Trapped By A Passion For The Wild

| 3/11/2015 8:29:00 PM

Country MoonThe sport of trapping isn’t as prevalent as it was in pioneer days when people depended on wild animals to put food on the table and to keep them warm during the harsh winters of the northern states. However, it is enjoying a comeback, especially here in the northeast and Canada.

The faces of the sport are changing, too. No longer is the image of the trapper that of mountain men like history’s Grizzly Adams, but rather of ordinary folks who are looking to connect with nature and make a couple bucks doing it. A prime example is Jeff Stanton and his son Toren, who trap the St. Joe River bottom here in southern Michigan.

So, why does Jeff, a three-time SuperCross champion and three-time Outdoor National Champion on the Motorcross Circuit, retire from this lifestyle to traipse around woodlands in the middle of winter?

“For me, it’s about being outside and close to nature.

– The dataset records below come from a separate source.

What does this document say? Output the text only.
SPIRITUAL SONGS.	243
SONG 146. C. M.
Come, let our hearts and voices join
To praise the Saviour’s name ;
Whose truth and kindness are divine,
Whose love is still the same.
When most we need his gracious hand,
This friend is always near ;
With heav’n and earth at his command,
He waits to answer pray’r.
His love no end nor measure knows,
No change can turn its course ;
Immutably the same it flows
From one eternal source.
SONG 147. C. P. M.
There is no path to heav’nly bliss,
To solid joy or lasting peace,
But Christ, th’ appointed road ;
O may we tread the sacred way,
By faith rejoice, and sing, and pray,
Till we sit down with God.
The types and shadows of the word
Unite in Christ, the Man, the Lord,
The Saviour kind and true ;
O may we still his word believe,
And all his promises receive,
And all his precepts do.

This is where I’m in my element and it’s something Toren and I get to do together,” Jeff says.

Toren agrees. “It’s fun and a lot of my friends are into trapping too.”

Trapping is officially described as “the capturing and harvesting of animals.” While some animal activists purport trapping as animal cruelty, it is actually an important wildlife management tool that helps nature's checks and balances, much in the same way that hunting and fishing do. With animals losing more of their natural habitats, they are encroaching on suburbia and bringing threats to public health and safety issues.